分裂の危機にどう対応? オーストラリア カトリック教会 2011年9月17日

 【CJC=東京】オーストリア・カトリック教会が分裂の危機に直面している。焦点は、司祭による教会内部改革の動き。ヘルムート・シュラー司祭を中心に300人以上の聖職者が、女性叙階、離婚・再婚者の聖体拝領許可など7項目を要求、教会指導部への不従順を呼び掛ける「不従順の宣言」に賛同して改革グループを結成した。
 シュラー司祭ら代表はこの7月、同国首座司教シェンボルン枢機卿と会合、7項目の要求を提出した、それに対し同枢機卿は、「ローマ(教皇庁)の路線に反するもので受け入れられない」と拒否、要求撤回と教会方針への従順を求めたという。同枢機卿は、教皇ベネディクト16世の弟子の1人と見られている。

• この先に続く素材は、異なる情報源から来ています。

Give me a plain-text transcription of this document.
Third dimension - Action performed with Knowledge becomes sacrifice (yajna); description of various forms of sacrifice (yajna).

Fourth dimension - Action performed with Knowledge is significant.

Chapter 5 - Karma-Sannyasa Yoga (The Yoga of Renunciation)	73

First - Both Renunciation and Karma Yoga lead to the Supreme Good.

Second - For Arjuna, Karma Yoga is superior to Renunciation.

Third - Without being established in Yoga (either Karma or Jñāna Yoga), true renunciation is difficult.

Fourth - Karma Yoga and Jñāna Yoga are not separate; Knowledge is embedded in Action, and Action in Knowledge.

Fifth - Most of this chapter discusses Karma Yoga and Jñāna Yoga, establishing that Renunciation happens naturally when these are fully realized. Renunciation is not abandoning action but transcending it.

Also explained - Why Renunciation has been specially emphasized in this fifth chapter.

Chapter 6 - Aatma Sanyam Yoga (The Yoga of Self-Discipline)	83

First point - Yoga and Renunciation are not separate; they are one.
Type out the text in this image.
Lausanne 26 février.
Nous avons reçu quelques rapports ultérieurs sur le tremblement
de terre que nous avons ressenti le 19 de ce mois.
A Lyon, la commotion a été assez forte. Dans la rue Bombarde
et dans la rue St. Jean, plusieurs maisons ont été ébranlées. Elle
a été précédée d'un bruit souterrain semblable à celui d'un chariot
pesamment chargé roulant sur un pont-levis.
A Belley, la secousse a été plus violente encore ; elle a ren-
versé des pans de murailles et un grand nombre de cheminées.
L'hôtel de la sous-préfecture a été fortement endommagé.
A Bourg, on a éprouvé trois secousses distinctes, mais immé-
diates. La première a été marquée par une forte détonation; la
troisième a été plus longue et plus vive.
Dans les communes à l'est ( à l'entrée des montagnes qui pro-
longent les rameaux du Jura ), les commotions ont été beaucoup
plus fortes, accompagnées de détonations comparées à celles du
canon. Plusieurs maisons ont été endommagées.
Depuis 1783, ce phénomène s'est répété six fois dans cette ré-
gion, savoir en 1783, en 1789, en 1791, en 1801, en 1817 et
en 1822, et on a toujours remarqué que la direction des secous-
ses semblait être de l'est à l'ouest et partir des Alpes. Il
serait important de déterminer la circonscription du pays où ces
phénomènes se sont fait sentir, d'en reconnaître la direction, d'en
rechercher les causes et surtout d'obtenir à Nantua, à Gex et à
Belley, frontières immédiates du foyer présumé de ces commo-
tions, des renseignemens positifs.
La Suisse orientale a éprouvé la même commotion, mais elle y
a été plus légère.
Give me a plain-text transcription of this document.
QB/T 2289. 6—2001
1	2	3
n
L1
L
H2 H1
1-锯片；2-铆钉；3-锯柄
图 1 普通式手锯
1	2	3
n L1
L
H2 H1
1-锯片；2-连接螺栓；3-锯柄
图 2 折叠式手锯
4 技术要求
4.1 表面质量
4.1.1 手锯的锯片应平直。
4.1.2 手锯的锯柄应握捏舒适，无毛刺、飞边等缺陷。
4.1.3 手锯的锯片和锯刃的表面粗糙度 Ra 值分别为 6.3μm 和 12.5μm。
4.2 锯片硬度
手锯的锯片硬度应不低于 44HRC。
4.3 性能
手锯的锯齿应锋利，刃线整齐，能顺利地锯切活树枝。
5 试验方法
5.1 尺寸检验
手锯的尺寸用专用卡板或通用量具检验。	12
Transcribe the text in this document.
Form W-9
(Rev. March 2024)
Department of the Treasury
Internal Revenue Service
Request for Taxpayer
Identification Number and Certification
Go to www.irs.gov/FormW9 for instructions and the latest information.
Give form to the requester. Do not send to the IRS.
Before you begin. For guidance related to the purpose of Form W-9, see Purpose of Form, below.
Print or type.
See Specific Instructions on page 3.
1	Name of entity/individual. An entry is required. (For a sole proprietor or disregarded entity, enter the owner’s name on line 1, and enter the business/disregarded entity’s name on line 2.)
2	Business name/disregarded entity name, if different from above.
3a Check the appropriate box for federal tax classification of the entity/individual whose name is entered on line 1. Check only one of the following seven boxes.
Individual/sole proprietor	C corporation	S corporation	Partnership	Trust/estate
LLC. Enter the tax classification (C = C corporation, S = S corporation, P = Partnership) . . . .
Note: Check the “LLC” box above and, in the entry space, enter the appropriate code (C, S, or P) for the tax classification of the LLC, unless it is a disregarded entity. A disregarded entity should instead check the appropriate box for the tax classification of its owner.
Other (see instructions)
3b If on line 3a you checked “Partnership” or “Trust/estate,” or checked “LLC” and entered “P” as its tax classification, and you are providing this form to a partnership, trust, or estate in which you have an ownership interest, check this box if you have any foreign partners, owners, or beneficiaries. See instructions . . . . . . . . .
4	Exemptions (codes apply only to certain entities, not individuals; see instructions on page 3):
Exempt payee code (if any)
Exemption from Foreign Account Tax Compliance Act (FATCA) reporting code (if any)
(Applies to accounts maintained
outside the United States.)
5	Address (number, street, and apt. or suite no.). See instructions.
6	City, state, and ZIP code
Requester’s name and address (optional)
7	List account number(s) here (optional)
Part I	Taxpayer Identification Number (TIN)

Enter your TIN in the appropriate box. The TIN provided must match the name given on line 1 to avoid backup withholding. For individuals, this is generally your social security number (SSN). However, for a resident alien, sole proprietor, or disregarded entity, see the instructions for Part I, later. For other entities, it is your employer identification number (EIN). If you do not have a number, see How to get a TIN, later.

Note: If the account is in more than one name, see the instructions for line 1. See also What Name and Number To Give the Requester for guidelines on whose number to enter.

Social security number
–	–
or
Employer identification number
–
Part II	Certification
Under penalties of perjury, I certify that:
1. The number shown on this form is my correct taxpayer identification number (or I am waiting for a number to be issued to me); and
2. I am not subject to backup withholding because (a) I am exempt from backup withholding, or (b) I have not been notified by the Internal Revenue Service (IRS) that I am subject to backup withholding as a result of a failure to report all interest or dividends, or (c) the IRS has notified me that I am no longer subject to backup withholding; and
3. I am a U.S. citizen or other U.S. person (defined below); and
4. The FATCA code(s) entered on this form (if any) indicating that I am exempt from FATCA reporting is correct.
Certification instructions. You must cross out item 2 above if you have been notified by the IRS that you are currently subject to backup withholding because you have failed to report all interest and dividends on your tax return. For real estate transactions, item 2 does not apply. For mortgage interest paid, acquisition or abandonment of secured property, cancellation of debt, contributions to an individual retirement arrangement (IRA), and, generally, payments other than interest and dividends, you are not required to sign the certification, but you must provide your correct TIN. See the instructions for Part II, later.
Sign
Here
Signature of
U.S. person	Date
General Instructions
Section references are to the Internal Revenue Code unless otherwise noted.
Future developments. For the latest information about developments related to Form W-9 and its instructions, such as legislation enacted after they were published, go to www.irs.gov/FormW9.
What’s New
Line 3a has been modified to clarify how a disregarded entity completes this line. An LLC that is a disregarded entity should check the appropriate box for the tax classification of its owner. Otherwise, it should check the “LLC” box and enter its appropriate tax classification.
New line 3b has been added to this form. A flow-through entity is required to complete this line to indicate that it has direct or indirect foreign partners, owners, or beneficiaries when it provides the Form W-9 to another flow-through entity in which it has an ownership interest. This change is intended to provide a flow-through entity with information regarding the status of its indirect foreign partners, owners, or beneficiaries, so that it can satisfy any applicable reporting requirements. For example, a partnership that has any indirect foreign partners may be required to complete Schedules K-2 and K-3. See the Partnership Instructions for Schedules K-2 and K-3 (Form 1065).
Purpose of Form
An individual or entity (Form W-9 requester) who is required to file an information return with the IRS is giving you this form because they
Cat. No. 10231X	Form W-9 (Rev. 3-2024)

 インスブルック教区では、信者たちの改革運動「われわれは教会」が生まれ、発展してきたが、今回は司祭たちの改革運動だが、「教会はこのままでは存続できない」といった危機感が強いことが背景にある。
 オーストリアは、教会(小教区)の半数で修道者が教区司祭として活動している。また修道院長などの高位聖職者が約40人いて、それぞれが独自路線を歩んでいることも、問題を複雑にしている。
 オーストリア修道会上長会議の会長マキシミリアン・フルンシン修道院長(ヘルツォゲンブルグ修道院)は、既婚高齢者にもミサの執行を認めるなどの改革提案を採用するか、少なくとも検討する価値のあることを認めるべきだ、としている。シュラグル修道院のマルチン・フェルホファー院長は「司教、修道院長、修道士や改革グループの代表などが共に討議しなければならない」と言う。
 現在、改革グループは司祭4人が脱会、一方で86人以上が加入したので総勢400人と、同国全司祭の約1割に達したと見られる。さらに支援者も約1万2千人。